No longer living with her own husband and daughter, she becomes obsessed with the Russell family across the road. A mother, father and teenage son. She is especially interested in the son, and his mother who she meets and names Jane Russell because of her likeness to the beautiful movie star. Her world is filtered through binoculars and her only interest seems to be the black and white movies she watches religiously most evenings. Then one night, as she surveys the neighbourhood, she sees something horrifying at the Russell’s. A scream rips through the evening air and alerts Anna to the Russell’s windows and all she can do is watch in horror. She can’t go out, so rings the police. What follows has everyone questioning Anna’s judgement, including herself. As she starts to suspect someone is getting into her house, her fears increase and she continually talks to her husband and daughter to assuage her anxiety. As she does we start to wonder, where exactly are her family? Why did they leave and will they ever return?

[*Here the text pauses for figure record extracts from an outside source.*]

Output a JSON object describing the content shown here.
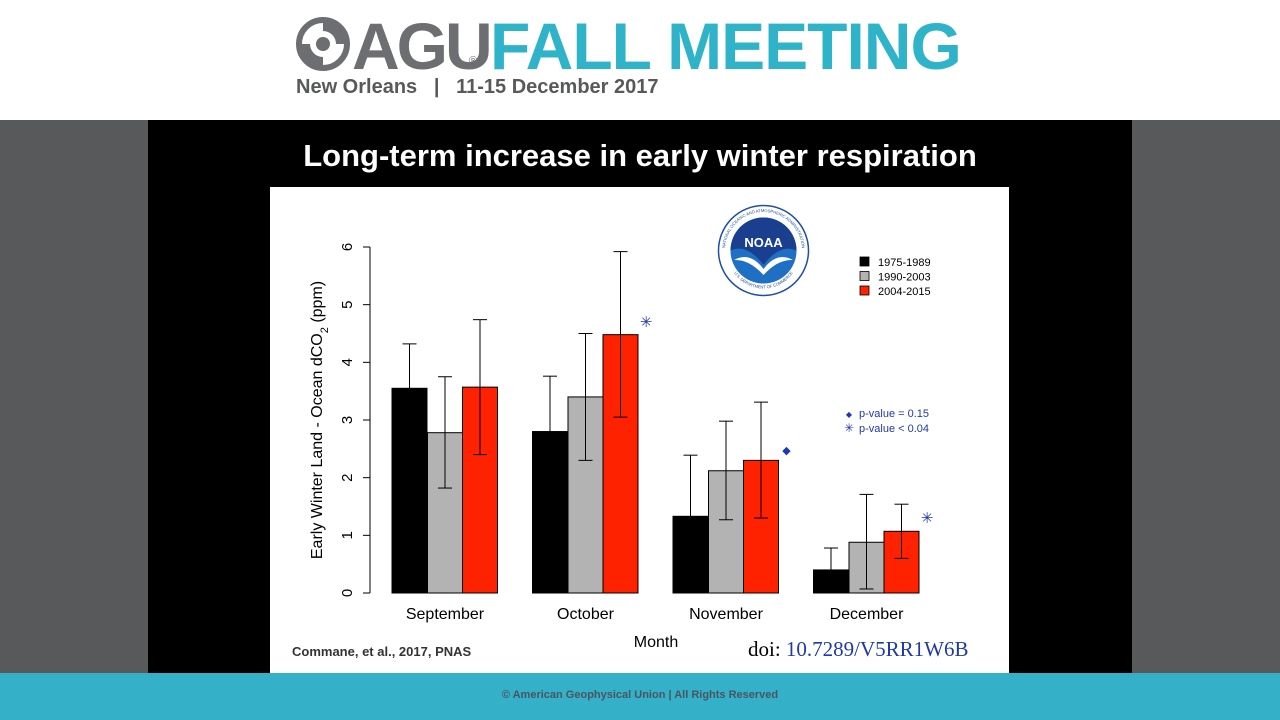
{
  "header": {
    "org": "AGU",
    "registered": "®",
    "event": "FALL MEETING",
    "location": "New Orleans",
    "separator": "|",
    "dates": "11-15 December 2017"
  },
  "slide": {
    "title": "Long-term increase in early winter respiration",
    "citation": "Commane, et al., 2017, PNAS",
    "doi_prefix": "doi:",
    "doi_link": "10.7289/V5RR1W6B"
  },
  "noaa": {
    "center_text": "NOAA",
    "ring_text_top": "NATIONAL OCEANIC AND ATMOSPHERIC ADMINISTRATION",
    "ring_text_bottom": "U.S. DEPARTMENT OF COMMERCE"
  },
  "footer": {
    "copyright": "© American Geophysical Union | All Rights Reserved"
  },
  "colors": {
    "agu_gray": "#6d6e71",
    "agu_teal": "#2fb3c8",
    "series_black": "#000000",
    "series_gray": "#b3b3b3",
    "series_red": "#ff2200",
    "marker_blue": "#1f3aa8"
  },
  "chart_data": {
    "type": "bar",
    "xlabel": "Month",
    "ylabel_parts": [
      "Early Winter Land - Ocean dCO",
      "2",
      " (ppm)"
    ],
    "ylim": [
      0,
      6
    ],
    "yticks": [
      0,
      1,
      2,
      3,
      4,
      5,
      6
    ],
    "categories": [
      "September",
      "October",
      "November",
      "December"
    ],
    "series": [
      {
        "name": "1975-1989",
        "color": "#000000",
        "values": [
          3.55,
          2.8,
          1.33,
          0.4
        ],
        "err_low": [
          2.78,
          1.83,
          0.27,
          0.02
        ],
        "err_high": [
          4.32,
          3.76,
          2.39,
          0.78
        ]
      },
      {
        "name": "1990-2003",
        "color": "#b3b3b3",
        "values": [
          2.78,
          3.4,
          2.12,
          0.88
        ],
        "err_low": [
          1.82,
          2.3,
          1.27,
          0.07
        ],
        "err_high": [
          3.75,
          4.5,
          2.98,
          1.71
        ]
      },
      {
        "name": "2004-2015",
        "color": "#ff2200",
        "values": [
          3.57,
          4.48,
          2.3,
          1.07
        ],
        "err_low": [
          2.4,
          3.05,
          1.3,
          0.6
        ],
        "err_high": [
          4.74,
          5.92,
          3.31,
          1.54
        ]
      }
    ],
    "significance_markers": [
      {
        "category": "October",
        "series": "2004-2015",
        "symbol": "✳",
        "y": 4.7
      },
      {
        "category": "November",
        "series": "2004-2015",
        "symbol": "◆",
        "y": 2.5
      },
      {
        "category": "December",
        "series": "2004-2015",
        "symbol": "✳",
        "y": 1.3
      }
    ],
    "significance_legend": [
      {
        "symbol": "◆",
        "label": "p-value = 0.15"
      },
      {
        "symbol": "✳",
        "label": "p-value < 0.04"
      }
    ]
  }
}
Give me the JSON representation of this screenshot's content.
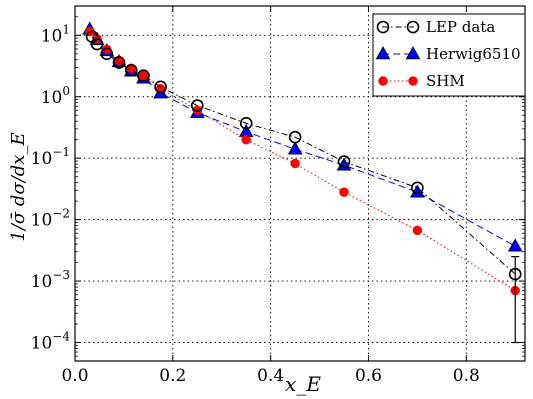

This is one of those thrillers that I can devour in one sitting. It has an elegance and old-fashioned feel that Hitchcock would have optioned on the spot. Incidentally, there is a Netflix series that I’m now dying to watch. Anna is intriguing. I wanted to trust her, but my head was constantly full of questions. I was instantly suspicious of her charming and handsome downstairs lodger too, as well as Mr. Russell. The depiction of Anna’s panic attacks was so realistic and had me holding my breath. The severity of her symptoms, on the few occasions she does try to go beyond the front door, had me fearing the revelations about her past. The pacing was perfect, the tension never let up and I found myself taking it everywhere so I could squeeze in a few more pages whenever I got the chance. I was so impressed when I found out this was a debut, because it feels like a classic. I also made the assumption it was written by a woman, which showed up my reading prejudice about men writing women characters. In all this was an enjoyable and enthralling tale, with a nod to film noir that was very satisfying for this black and white movie lover. I can’t believe that this has been at the back of my shelf until now and I’m glad I decided to give it a go.

Meet The Author

A.J.Finn

THE WOMAN IN THE WINDOW has been sold in 43 territories around the globe. The film adaptation, starring Amy Adams, Gary Oldman, and Julianne Moore, will be released worldwide in autumn 2019. The movie directed by Joe Wright, written by Tracy Letts, and produced by Scott Rudin.

I spent a decade working in publishing in both New York and London, with a particular emphasis on thrillers and mysteries. Now I write full-time, to the relief of my former colleagues. THE WOMAN IN THE WINDOW was inspired by a range of experiences: my lifelong love affair with suspense fiction, from the Sherlock Holmes stories I devoured as a kid to the work of Patricia Highsmith, whom I studied at the graduate level at Oxford; my passion for classic cinema, especially the films of Alfred Hitchcock; and my struggles with depression and mental health. The result, I hope, is a psychological thriller in the vein of Gillian Flynn, Tana French, and Kate Atkinson, among others.

Stuff I love: reading; swimming; cooking; dogs; ice cream; travel. (Note that third semicolon. It’s crucial. I do not love cooking dogs.) I collect first-edition books and enjoy spending time with my French bulldog, Ike.